Its the first morning in Xi’an, pronounced shy-ann or she-on, not quite sure which is correct. I am in a hotel room and my roommate, Blair, is snoring. The light behind the curtain is just starting to creep in and I am wide awake. The world has been turned upside down: its six in the morning but should be six at night, we flew so far north it became south, and forks and spoons have taken the form of chopsticks. This last bit I should have expected but it somehow slipped my mind like the noodles that slipped my grasp at last nights meal.
I thought that the 13 hour flight from Washington to Beijing was going to be the toughest part of the day but it passed without a lot of action. Besides becoming friends with Andrew the flight attendant, walking into an overflowing airplane bathroom, hearing about the girl who sat next to Casey and poked his arm every time he tried falling asleep, and having the two Chinese people on either side of me sharing tips on how to play Angry Birds with each other.

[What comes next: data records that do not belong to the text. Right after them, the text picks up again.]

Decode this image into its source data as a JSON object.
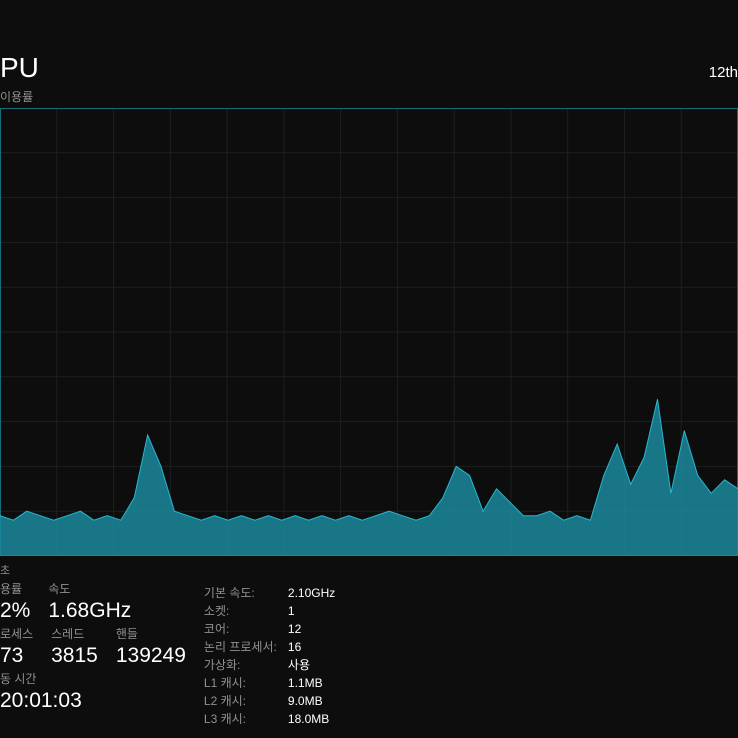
{
  "header": {
    "title": "PU",
    "subtitle": "이용률",
    "right_label": "12th"
  },
  "chart": {
    "type": "area",
    "background_color": "#0d0d0d",
    "grid_color": "#1f1f1f",
    "border_color": "#186d7a",
    "fill_color": "#1b8a9e",
    "line_color": "#29b7cf",
    "fill_opacity": 0.85,
    "ylim": [
      0,
      100
    ],
    "grid_rows": 10,
    "grid_cols": 13,
    "values": [
      9,
      8,
      10,
      9,
      8,
      9,
      10,
      8,
      9,
      8,
      13,
      27,
      20,
      10,
      9,
      8,
      9,
      8,
      9,
      8,
      9,
      8,
      9,
      8,
      9,
      8,
      9,
      8,
      9,
      10,
      9,
      8,
      9,
      13,
      20,
      18,
      10,
      15,
      12,
      9,
      9,
      10,
      8,
      9,
      8,
      18,
      25,
      16,
      22,
      35,
      14,
      28,
      18,
      14,
      17,
      15
    ]
  },
  "stats": {
    "small_label": "초",
    "utilization": {
      "label": "용률",
      "value": "2%"
    },
    "speed": {
      "label": "속도",
      "value": "1.68GHz"
    },
    "processes": {
      "label": "로세스",
      "value": "73"
    },
    "threads": {
      "label": "스레드",
      "value": "3815"
    },
    "handles": {
      "label": "핸들",
      "value": "139249"
    },
    "uptime": {
      "label": "동 시간",
      "value": "20:01:03"
    }
  },
  "details": {
    "base_speed": {
      "label": "기본 속도:",
      "value": "2.10GHz"
    },
    "sockets": {
      "label": "소켓:",
      "value": "1"
    },
    "cores": {
      "label": "코어:",
      "value": "12"
    },
    "logical": {
      "label": "논리 프로세서:",
      "value": "16"
    },
    "virtualization": {
      "label": "가상화:",
      "value": "사용"
    },
    "l1": {
      "label": "L1 캐시:",
      "value": "1.1MB"
    },
    "l2": {
      "label": "L2 캐시:",
      "value": "9.0MB"
    },
    "l3": {
      "label": "L3 캐시:",
      "value": "18.0MB"
    }
  }
}
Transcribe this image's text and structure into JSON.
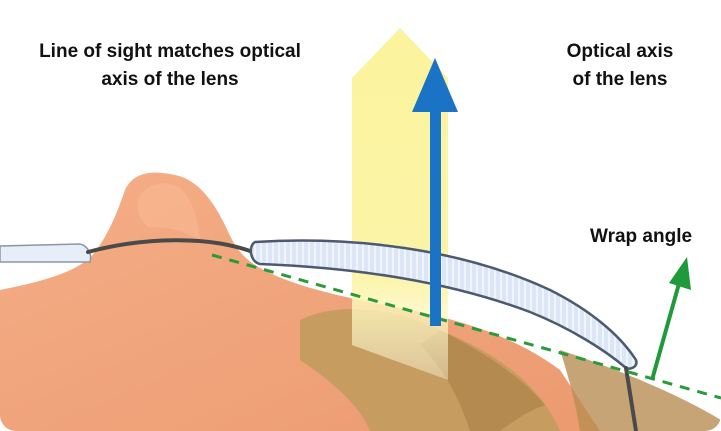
{
  "labels": {
    "line_of_sight": [
      "Line of sight matches optical",
      "axis of the lens"
    ],
    "optical_axis": [
      "Optical axis",
      "of the lens"
    ],
    "wrap_angle": "Wrap angle"
  },
  "colors": {
    "sight_beam": "#faf29a",
    "optical_axis_arrow": "#1a73c4",
    "wrap_angle_arrow": "#1e9a3a",
    "lens_fill": "#d6e3f5",
    "lens_stroke": "#4d5a6e",
    "skin": "#f0a17a",
    "hair": "#c39a5e",
    "frame": "#4a4a4a",
    "tangent_line": "#2a9a3a"
  }
}
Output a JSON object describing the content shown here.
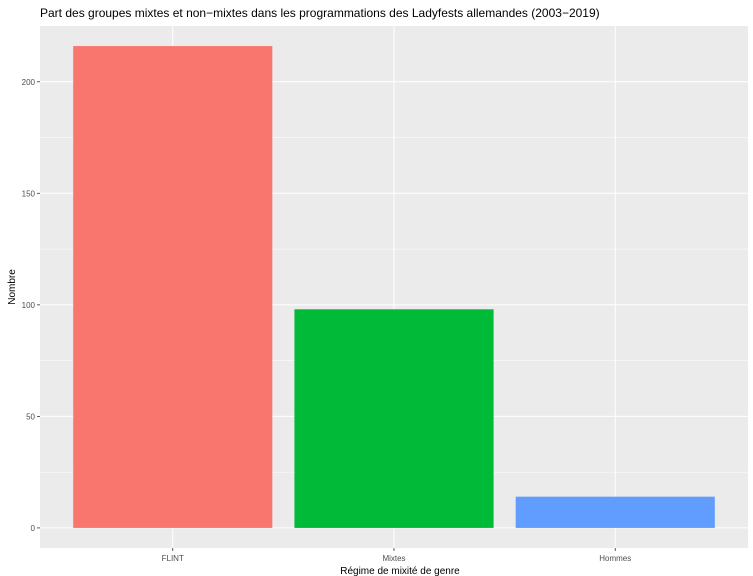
{
  "chart_data": {
    "type": "bar",
    "title": "Part des groupes mixtes et non−mixtes dans les programmations des Ladyfests allemandes (2003−2019)",
    "xlabel": "Régime de mixité de genre",
    "ylabel": "Nombre",
    "categories": [
      "FLINT",
      "Mixtes",
      "Hommes"
    ],
    "values": [
      216,
      98,
      14
    ],
    "colors": [
      "#F8766D",
      "#00BA38",
      "#619CFF"
    ],
    "ylim": [
      -9,
      225
    ],
    "yticks": [
      0,
      50,
      100,
      150,
      200
    ],
    "ytick_labels": [
      "0",
      "50",
      "100",
      "150",
      "200"
    ],
    "grid": true,
    "legend": "none",
    "panel_background": "#EBEBEB",
    "grid_color": "#FFFFFF"
  }
}
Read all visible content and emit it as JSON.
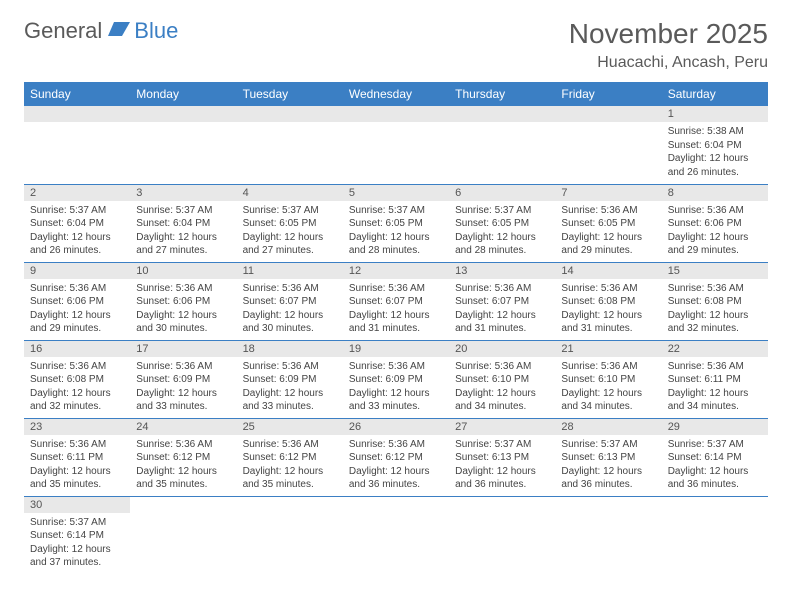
{
  "logo": {
    "part1": "General",
    "part2": "Blue"
  },
  "title": "November 2025",
  "subtitle": "Huacachi, Ancash, Peru",
  "headerDays": [
    "Sunday",
    "Monday",
    "Tuesday",
    "Wednesday",
    "Thursday",
    "Friday",
    "Saturday"
  ],
  "colors": {
    "headerBg": "#3b7fc4",
    "stripeBg": "#e8e8e8",
    "bodyText": "#444444",
    "titleText": "#5a5a5a"
  },
  "weeks": [
    [
      {
        "blank": true
      },
      {
        "blank": true
      },
      {
        "blank": true
      },
      {
        "blank": true
      },
      {
        "blank": true
      },
      {
        "blank": true
      },
      {
        "day": "1",
        "sunrise": "Sunrise: 5:38 AM",
        "sunset": "Sunset: 6:04 PM",
        "daylight1": "Daylight: 12 hours",
        "daylight2": "and 26 minutes."
      }
    ],
    [
      {
        "day": "2",
        "sunrise": "Sunrise: 5:37 AM",
        "sunset": "Sunset: 6:04 PM",
        "daylight1": "Daylight: 12 hours",
        "daylight2": "and 26 minutes."
      },
      {
        "day": "3",
        "sunrise": "Sunrise: 5:37 AM",
        "sunset": "Sunset: 6:04 PM",
        "daylight1": "Daylight: 12 hours",
        "daylight2": "and 27 minutes."
      },
      {
        "day": "4",
        "sunrise": "Sunrise: 5:37 AM",
        "sunset": "Sunset: 6:05 PM",
        "daylight1": "Daylight: 12 hours",
        "daylight2": "and 27 minutes."
      },
      {
        "day": "5",
        "sunrise": "Sunrise: 5:37 AM",
        "sunset": "Sunset: 6:05 PM",
        "daylight1": "Daylight: 12 hours",
        "daylight2": "and 28 minutes."
      },
      {
        "day": "6",
        "sunrise": "Sunrise: 5:37 AM",
        "sunset": "Sunset: 6:05 PM",
        "daylight1": "Daylight: 12 hours",
        "daylight2": "and 28 minutes."
      },
      {
        "day": "7",
        "sunrise": "Sunrise: 5:36 AM",
        "sunset": "Sunset: 6:05 PM",
        "daylight1": "Daylight: 12 hours",
        "daylight2": "and 29 minutes."
      },
      {
        "day": "8",
        "sunrise": "Sunrise: 5:36 AM",
        "sunset": "Sunset: 6:06 PM",
        "daylight1": "Daylight: 12 hours",
        "daylight2": "and 29 minutes."
      }
    ],
    [
      {
        "day": "9",
        "sunrise": "Sunrise: 5:36 AM",
        "sunset": "Sunset: 6:06 PM",
        "daylight1": "Daylight: 12 hours",
        "daylight2": "and 29 minutes."
      },
      {
        "day": "10",
        "sunrise": "Sunrise: 5:36 AM",
        "sunset": "Sunset: 6:06 PM",
        "daylight1": "Daylight: 12 hours",
        "daylight2": "and 30 minutes."
      },
      {
        "day": "11",
        "sunrise": "Sunrise: 5:36 AM",
        "sunset": "Sunset: 6:07 PM",
        "daylight1": "Daylight: 12 hours",
        "daylight2": "and 30 minutes."
      },
      {
        "day": "12",
        "sunrise": "Sunrise: 5:36 AM",
        "sunset": "Sunset: 6:07 PM",
        "daylight1": "Daylight: 12 hours",
        "daylight2": "and 31 minutes."
      },
      {
        "day": "13",
        "sunrise": "Sunrise: 5:36 AM",
        "sunset": "Sunset: 6:07 PM",
        "daylight1": "Daylight: 12 hours",
        "daylight2": "and 31 minutes."
      },
      {
        "day": "14",
        "sunrise": "Sunrise: 5:36 AM",
        "sunset": "Sunset: 6:08 PM",
        "daylight1": "Daylight: 12 hours",
        "daylight2": "and 31 minutes."
      },
      {
        "day": "15",
        "sunrise": "Sunrise: 5:36 AM",
        "sunset": "Sunset: 6:08 PM",
        "daylight1": "Daylight: 12 hours",
        "daylight2": "and 32 minutes."
      }
    ],
    [
      {
        "day": "16",
        "sunrise": "Sunrise: 5:36 AM",
        "sunset": "Sunset: 6:08 PM",
        "daylight1": "Daylight: 12 hours",
        "daylight2": "and 32 minutes."
      },
      {
        "day": "17",
        "sunrise": "Sunrise: 5:36 AM",
        "sunset": "Sunset: 6:09 PM",
        "daylight1": "Daylight: 12 hours",
        "daylight2": "and 33 minutes."
      },
      {
        "day": "18",
        "sunrise": "Sunrise: 5:36 AM",
        "sunset": "Sunset: 6:09 PM",
        "daylight1": "Daylight: 12 hours",
        "daylight2": "and 33 minutes."
      },
      {
        "day": "19",
        "sunrise": "Sunrise: 5:36 AM",
        "sunset": "Sunset: 6:09 PM",
        "daylight1": "Daylight: 12 hours",
        "daylight2": "and 33 minutes."
      },
      {
        "day": "20",
        "sunrise": "Sunrise: 5:36 AM",
        "sunset": "Sunset: 6:10 PM",
        "daylight1": "Daylight: 12 hours",
        "daylight2": "and 34 minutes."
      },
      {
        "day": "21",
        "sunrise": "Sunrise: 5:36 AM",
        "sunset": "Sunset: 6:10 PM",
        "daylight1": "Daylight: 12 hours",
        "daylight2": "and 34 minutes."
      },
      {
        "day": "22",
        "sunrise": "Sunrise: 5:36 AM",
        "sunset": "Sunset: 6:11 PM",
        "daylight1": "Daylight: 12 hours",
        "daylight2": "and 34 minutes."
      }
    ],
    [
      {
        "day": "23",
        "sunrise": "Sunrise: 5:36 AM",
        "sunset": "Sunset: 6:11 PM",
        "daylight1": "Daylight: 12 hours",
        "daylight2": "and 35 minutes."
      },
      {
        "day": "24",
        "sunrise": "Sunrise: 5:36 AM",
        "sunset": "Sunset: 6:12 PM",
        "daylight1": "Daylight: 12 hours",
        "daylight2": "and 35 minutes."
      },
      {
        "day": "25",
        "sunrise": "Sunrise: 5:36 AM",
        "sunset": "Sunset: 6:12 PM",
        "daylight1": "Daylight: 12 hours",
        "daylight2": "and 35 minutes."
      },
      {
        "day": "26",
        "sunrise": "Sunrise: 5:36 AM",
        "sunset": "Sunset: 6:12 PM",
        "daylight1": "Daylight: 12 hours",
        "daylight2": "and 36 minutes."
      },
      {
        "day": "27",
        "sunrise": "Sunrise: 5:37 AM",
        "sunset": "Sunset: 6:13 PM",
        "daylight1": "Daylight: 12 hours",
        "daylight2": "and 36 minutes."
      },
      {
        "day": "28",
        "sunrise": "Sunrise: 5:37 AM",
        "sunset": "Sunset: 6:13 PM",
        "daylight1": "Daylight: 12 hours",
        "daylight2": "and 36 minutes."
      },
      {
        "day": "29",
        "sunrise": "Sunrise: 5:37 AM",
        "sunset": "Sunset: 6:14 PM",
        "daylight1": "Daylight: 12 hours",
        "daylight2": "and 36 minutes."
      }
    ],
    [
      {
        "day": "30",
        "sunrise": "Sunrise: 5:37 AM",
        "sunset": "Sunset: 6:14 PM",
        "daylight1": "Daylight: 12 hours",
        "daylight2": "and 37 minutes."
      },
      {
        "trailing": true
      },
      {
        "trailing": true
      },
      {
        "trailing": true
      },
      {
        "trailing": true
      },
      {
        "trailing": true
      },
      {
        "trailing": true
      }
    ]
  ]
}
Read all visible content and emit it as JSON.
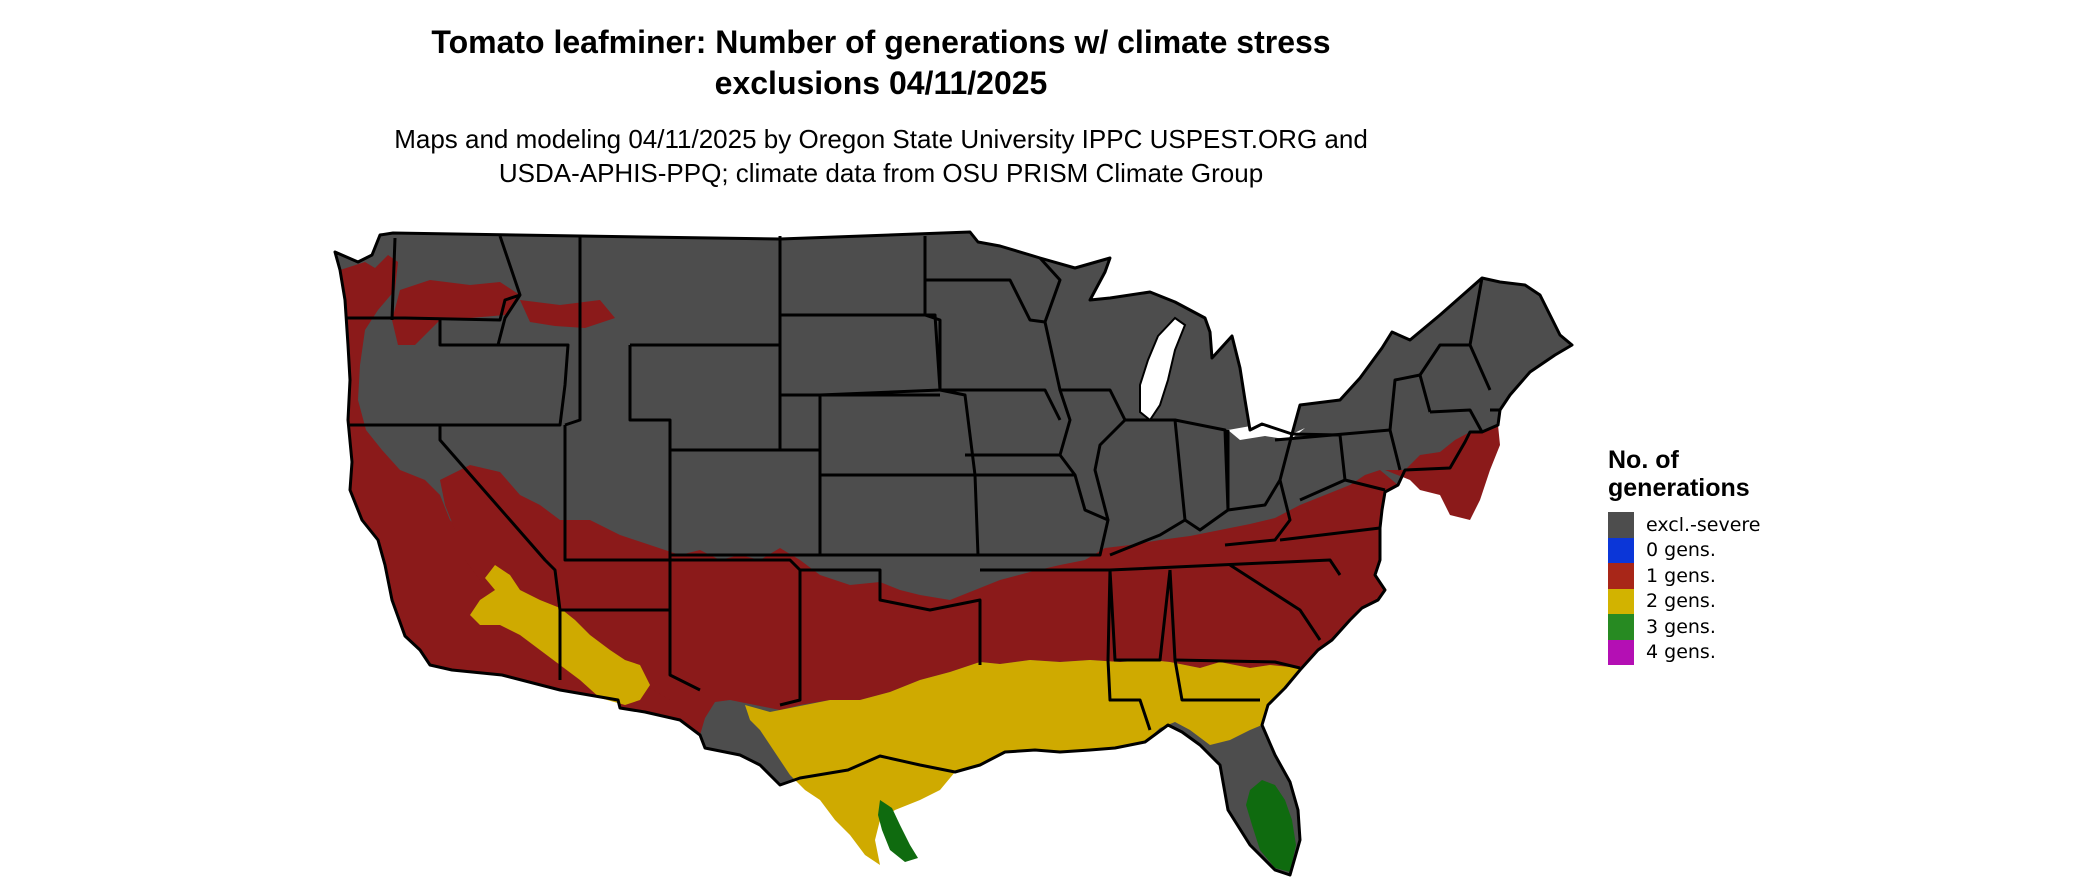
{
  "title": {
    "line1": "Tomato leafminer: Number of generations w/ climate stress",
    "line2": "exclusions 04/11/2025"
  },
  "subtitle": {
    "line1": "Maps and modeling 04/11/2025 by Oregon State University IPPC USPEST.ORG and",
    "line2": "USDA-APHIS-PPQ; climate data from OSU PRISM Climate Group"
  },
  "legend": {
    "title_line1": "No. of",
    "title_line2": "generations",
    "items": [
      {
        "label": "excl.-severe",
        "color": "#4d4d4d"
      },
      {
        "label": "0 gens.",
        "color": "#0b36d8"
      },
      {
        "label": "1 gens.",
        "color": "#a82618"
      },
      {
        "label": "2 gens.",
        "color": "#d2b300"
      },
      {
        "label": "3 gens.",
        "color": "#278a22"
      },
      {
        "label": "4 gens.",
        "color": "#b40fb4"
      }
    ]
  },
  "map_colors": {
    "excluded": "#4d4d4d",
    "one_gen": "#8b1a1a",
    "two_gen": "#cfaa00",
    "three_gen": "#0f6b0f",
    "state_border": "#000000"
  }
}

We were breezing through the airport, making great time. Someone from the race directed us to terminal 1 which was a short ten minute bus ride away from terminal 3. Did I mention the 15 bike boxes and 12 other bags we were lugging around on 8 carts?
Terminal 1 was where the troubles began. Firstly, we had to get tickets to Xi’an but the man behind the counter could not find Craven on the flight. Then each bag had to be weighed and checked in and charged 60 yen for each kilo over 20. All the bike boxes were then wheeled/carried to a security check that took at least half an hour because every so often a bag would be flagged for liquids – my pepto bismol and Ty’s honey were spared, but the chain lube was confiscated. Ten minutes later, Craven’s flight was found. He wasn’t on our flight, but one 3 hours later. Everything finally sorted, albeit not to Thomas’ liking, we sat down to a quick dinner of noodles and random meat, went to the gate, said good bye to Craven, and took off. I fell asleep immediately.
We landed in Xi’an and taxied for at least 15 minutes. The same thing happened in Beijing. Why not land on a runway close to your gate? In the case of the airport at Xi’an, there was no gate. We stopped after a while on the runway and got into two buses that took everyone to the terminal where we once again got all our bags and loaded them onto a bus from the race. We then sat and waited for a Swiss team called Atlas to do the same. It was roughly 10:15 pm when we left for the hotel, a full 24 hours and 15 minutes since the flight in Charlotte left for Washington and everyone was cracked. Except Thomas who was just leaving Beijing. I don’t know how he felt.
It had been promised that the hotel was only 20 kilometers away but it was probably closer to 40. Once again, bikes and suitcases had to be unpacked and stowed, the bikes going into the hotel’s underground garage and the suitcases into the lobby. We sat in the lobby for 20 minutes waiting some more as the slow translation process between Brian, the front desk, and a translator from the race found that our reservations didn’t start until the next night…
At some point it just becomes comical. But at midnight, adventures need to go to bed. Room keys in hand, Blair and I proceeded to the 16th floor and to the room. It took a good two minutes to figure out that the room key has to be inserted into a slot by the door to turn on the power in the room. It took another five minutes to figure out the TV, which is still a guessing game. And it took just 30 seconds to find that the wall between the shower and the rest of the room is a window and that a blind separates privacy from baring all. The fun just never stops!
Its finally 7. Breakfast is open. Blair is already talking about his dream where he was eating some pancakes drizzled with blueberry syrup. Sounds like a lovely dream that quickly turns into a nightmare when you find that the utensils have turned into chopsticks!